Массенсо пожимает плечами:
– Послушать людей короля, так Красный Сокол – властолюбивый бандит, влезающий в любые темные дела, какие найдет. Хотя никто не верит, что он мог заключить сделку и с похитителями.
– Он заботится о своих, – подтверждает Ясень. – Нанимает бедняков, которым нечего есть, и платит достаточно, чтобы они могли перебиться. Добрая сотня бродяжек жизнь свою за него отдаст из-за медяков, которые он им подбрасывает в обмен на то, что они служат его глазами на улицах.

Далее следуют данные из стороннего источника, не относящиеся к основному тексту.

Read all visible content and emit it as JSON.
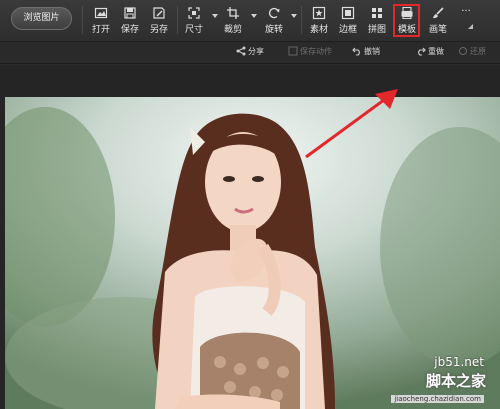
{
  "toolbar": {
    "browse_label": "浏览图片",
    "tools": [
      {
        "label": "打开",
        "icon": "open-icon"
      },
      {
        "label": "保存",
        "icon": "save-icon"
      },
      {
        "label": "另存",
        "icon": "save-as-icon"
      },
      {
        "label": "尺寸",
        "icon": "resize-icon"
      },
      {
        "label": "裁剪",
        "icon": "crop-icon"
      },
      {
        "label": "旋转",
        "icon": "rotate-icon"
      },
      {
        "label": "素材",
        "icon": "material-icon"
      },
      {
        "label": "边框",
        "icon": "frame-icon"
      },
      {
        "label": "拼图",
        "icon": "collage-icon"
      },
      {
        "label": "模板",
        "icon": "template-icon"
      },
      {
        "label": "画笔",
        "icon": "brush-icon"
      }
    ],
    "more": "···"
  },
  "subbar": {
    "share": "分享",
    "save_action": "保存动作",
    "undo": "撤销",
    "redo": "重做",
    "restore": "还原"
  },
  "watermark": {
    "site": "jb51.net",
    "text": "脚本之家",
    "url": "jiaocheng.chazidian.com"
  },
  "colors": {
    "highlight": "#e3272b",
    "toolbar_bg": "#333333"
  }
}
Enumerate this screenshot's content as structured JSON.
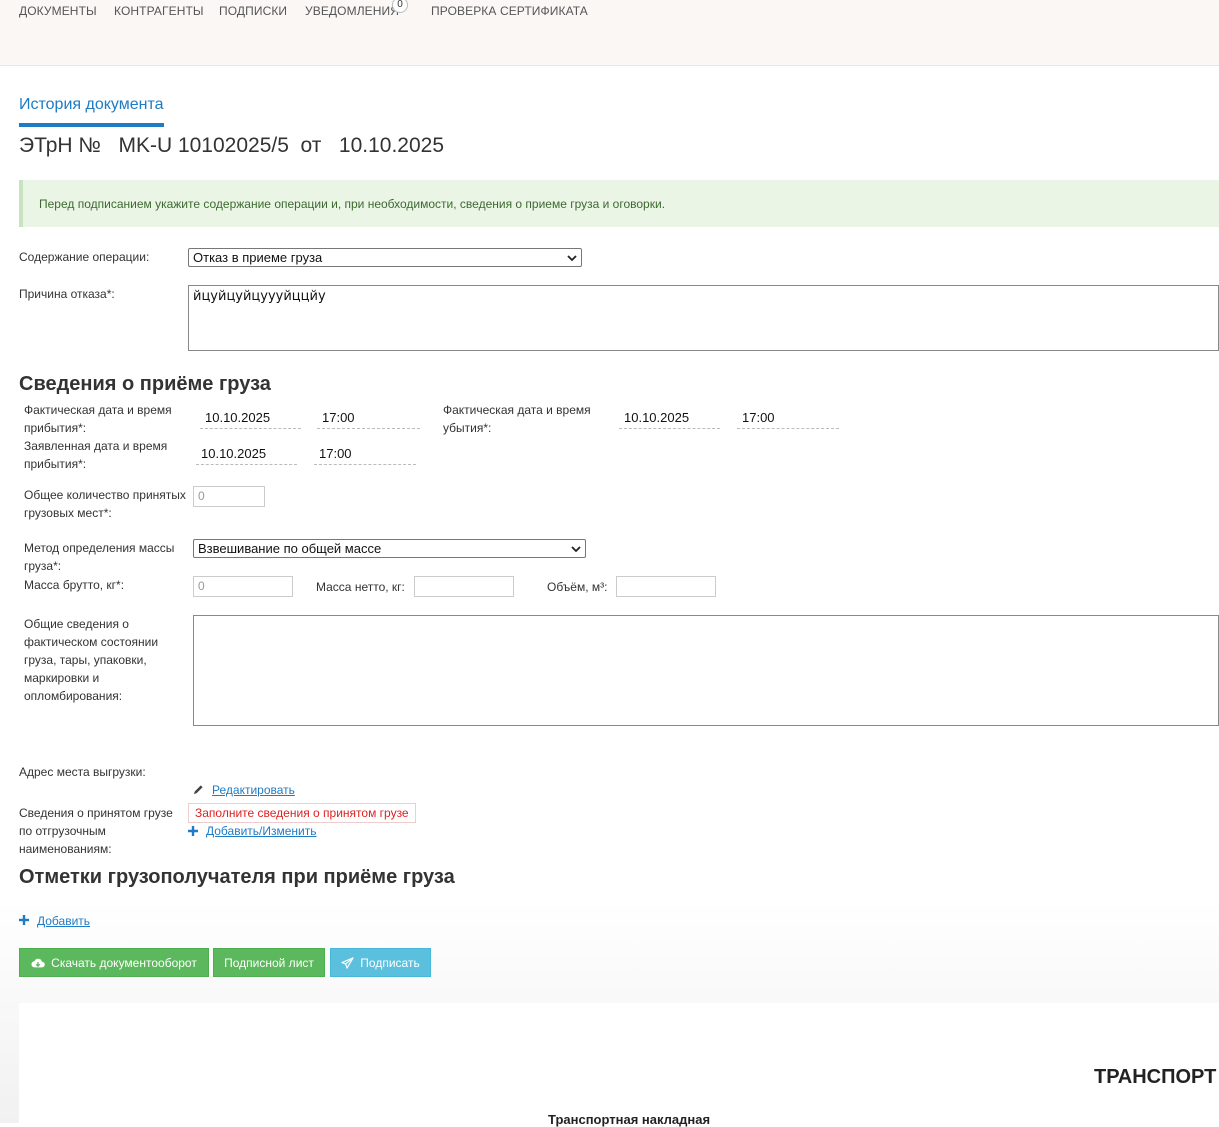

Но ведет он и свои игры, припасает и для себя. Если он умен, то должен понимать, что не может вечно воровать и не попасться.
Сотня уличных мальчишек. Я думаю о тех ребятишках и почти верю в это и еще понимаю, почему Красный Сокол до сих пор не отдал Таркита в подмастерья. Он просто не в силах предложить того же остальным детям и не хочет, чтобы все они ждали от него подобного. В конце концов, он вор.
– Я достаточно слыхал о Красном Соколе, чтобы надеяться, что он не попадется, – прямо говорит Рябина. – Лучше он, чем Черный Монах.
Остальные бросают на него строгие взгляды, но никто не спорит. Виола резко переводит весь разговор на возможную смену кузнецов, что обслуживают сейчас конюшни.
Я молча слушаю, думая о бандах воров, готовых перебить друг друга, и о вероятности того, что Круг Колдунов надеется выгадать что-то на падении Семьи.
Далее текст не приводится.